Still, the battle to prove to others—sponsors, mainly—that her market existed continued. When she approached Lifetime Television about a possible partnership, for instance, they responded that they didn’t do Internet programming because "no women were on the net." Many of the male investors she approached had the same hesitation. Sponsors finally came around when larger, investor-backed women-oriented sites, such as i-Village,, and Oxygen were launched, but by that point the major capital for women’s sites was largely used up.

In November last year, Sherman decided to leave Cybergrrl with what she had learned about starting an Internet business to begin a new project. She and a new business partner first thought they could offer a more global network for professional women. Remembering the lessons she had learned about the power of tapping into underrepresented populations from her days at Cybergrrl, Sherman refined the focus to domestic Spanish-speaking professional women—for whom at present there is virtually no representation on the web. Whereas only 50% of professional Latinas have computers at home, the majority do have web access at work, Sherman says. Citing a statistic that Hispanic women in this country are starting craft and service businesses at four times the rate of other populations, she explained that the site will enable Latina entrepreneurs to create their own web sites to promote their products within the Hispanic community. She also made reference to the fact that a great deal of market research exists on what types of products the Hispanic female population is buying, as well as to the tremendous buying power women have in Hispanic households.

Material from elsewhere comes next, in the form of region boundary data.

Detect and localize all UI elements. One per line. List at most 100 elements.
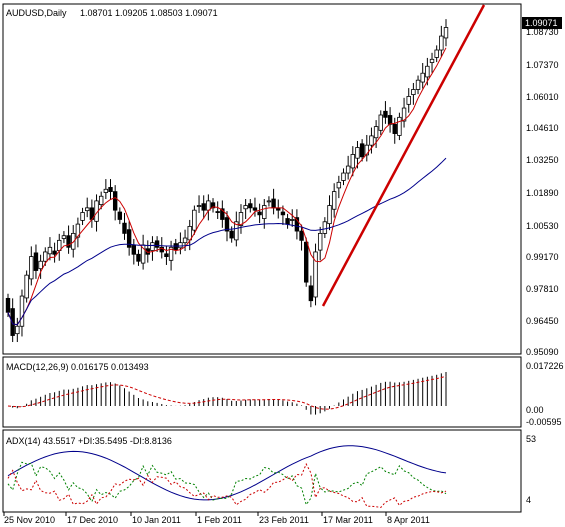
x-axis: 25 Nov 2010 17 Dec 2010 10 Jan 2011 1 Fe… — [3, 512, 430, 525]
candle-body — [173, 243, 178, 251]
candle-body — [10, 308, 15, 336]
candle-body — [215, 211, 220, 213]
candle-body — [336, 181, 342, 189]
adx-header: ADX(14) 43.5517 +DI:35.5495 -DI:8.8136 — [6, 436, 172, 446]
trendline — [321, 4, 486, 307]
macd-y-tick: 0.017226 — [526, 361, 564, 371]
candle-body — [327, 205, 332, 225]
candle-body — [434, 49, 439, 58]
candle-body — [443, 27, 449, 39]
candle-body — [85, 207, 90, 212]
candle-body — [122, 222, 127, 234]
y-tick-label: 0.99170 — [526, 252, 559, 262]
candle-body — [425, 65, 430, 78]
plus-di-line — [7, 461, 447, 506]
candle-body — [364, 144, 369, 156]
candle-body — [196, 205, 202, 207]
candle-body — [164, 253, 169, 257]
candle-body — [19, 295, 25, 327]
candle-body — [317, 232, 323, 251]
candle-body — [224, 217, 230, 232]
candle-body — [299, 230, 304, 241]
candle-body — [285, 218, 290, 225]
candle-body — [257, 211, 262, 216]
fast-ma-line — [7, 47, 447, 326]
candle-body — [271, 198, 276, 209]
adx-plot-layer — [7, 445, 447, 509]
candle-body — [341, 172, 346, 181]
candle-body — [280, 211, 286, 216]
candle-body — [182, 237, 188, 244]
y-tick-label: 1.04610 — [526, 123, 559, 133]
candle-body — [439, 35, 444, 51]
macd-panel[interactable] — [2, 356, 522, 428]
candle-body — [415, 79, 421, 90]
adx-y-tick: 4 — [526, 495, 531, 505]
candle-body — [322, 221, 328, 234]
macd-y-tick: 0.00 — [526, 405, 544, 415]
y-tick-label: 0.96450 — [526, 316, 559, 326]
candle-body — [252, 207, 258, 211]
candle-body — [397, 116, 402, 136]
candle-body — [5, 297, 11, 313]
candle-body — [401, 107, 407, 122]
candle-body — [313, 251, 318, 298]
candle-body — [150, 242, 155, 251]
candle-body — [71, 232, 76, 250]
candle-body — [131, 245, 137, 255]
candle-body — [238, 212, 244, 226]
candle-body — [294, 217, 300, 232]
candle-body — [112, 191, 118, 211]
main-header-ohlc: 1.08701 1.09205 1.08503 1.09071 — [80, 8, 218, 18]
candle-body — [103, 188, 109, 193]
candle-body — [373, 126, 379, 139]
candle-body — [43, 251, 48, 262]
candle-body — [355, 147, 360, 159]
candle-body — [234, 221, 239, 241]
x-tick-label: 1 Feb 2011 — [197, 515, 242, 525]
candle-body — [108, 187, 113, 193]
candle-body — [378, 114, 383, 131]
candle-body — [75, 223, 81, 238]
main-price-panel[interactable] — [2, 3, 522, 355]
y-tick-label: 0.97810 — [526, 284, 559, 294]
y-tick-label: 1.07370 — [526, 60, 559, 70]
candle-body — [33, 252, 39, 271]
candle-body — [262, 205, 267, 219]
current-price-label: 1.09071 — [525, 18, 558, 28]
candle-body — [178, 242, 183, 249]
candle-body — [411, 89, 416, 95]
candle-body — [406, 96, 411, 105]
candle-body — [383, 110, 388, 118]
y-tick-label: 1.08730 — [526, 27, 559, 37]
main-header-symbol: AUDUSD,Daily — [6, 8, 67, 18]
macd-y-tick: -0.00595 — [526, 417, 562, 427]
candle-body — [206, 200, 211, 211]
candle-body — [420, 72, 425, 83]
candle-body — [290, 219, 295, 221]
candle-body — [359, 143, 365, 158]
macd-header: MACD(12,26,9) 0.016175 0.013493 — [6, 362, 149, 372]
candle-body — [168, 246, 174, 261]
candle-body — [331, 191, 337, 210]
y-tick-label: 0.95090 — [526, 347, 559, 357]
candle-body — [117, 211, 123, 220]
candle-body — [47, 246, 53, 255]
candle-body — [145, 248, 150, 255]
candle-body — [98, 195, 104, 206]
candle-body — [429, 58, 435, 63]
y-tick-label: 1.03250 — [526, 155, 559, 165]
x-tick-label: 8 Apr 2011 — [387, 515, 430, 525]
main-plot-layer — [5, 4, 486, 343]
candle-body — [15, 325, 20, 335]
candle-body — [52, 250, 57, 255]
current-price-badge — [522, 17, 562, 29]
candle-body — [266, 200, 272, 203]
candle-body — [220, 208, 225, 220]
x-tick-label: 17 Mar 2011 — [323, 515, 373, 525]
main-y-axis: 1.08730 1.07370 1.06010 1.04610 1.03250 … — [526, 27, 559, 357]
candle-body — [350, 154, 356, 169]
candle-body — [136, 253, 141, 262]
candle-body — [24, 274, 29, 299]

Despite this information, Sherman concedes, sponsors will be skeptical until the idea is proven successful. But that doesn’t faze her. If anything, her experience with Cybergrrl has taught her believe in her vision. In fact, she says, relying too heavily on advertisers and sponsors is the wrong way to build a community-oriented online business. "You must provide a needed service, and utilize the grass-roots nature of the Internet to spread the word," she states. "The best way to get people online and build a brand is through off-line word-of-mouth."

Learning how to serve a population was initially difficult, Sherman admits, because she had a tendency to want to do everything herself, instead of focusing on what was most needed by her customers or what her company could do best. Technology was a "drain" at Cybergrrl, she says, because it was not the company’s core competency. "Know what you do well," she advises, "and outsource the rest."

"We intend to outsource as much as possible at eViva," she adds. "We’re going to be smart, fast and lean." And certainly fearless, as well. Cybergrrl is back.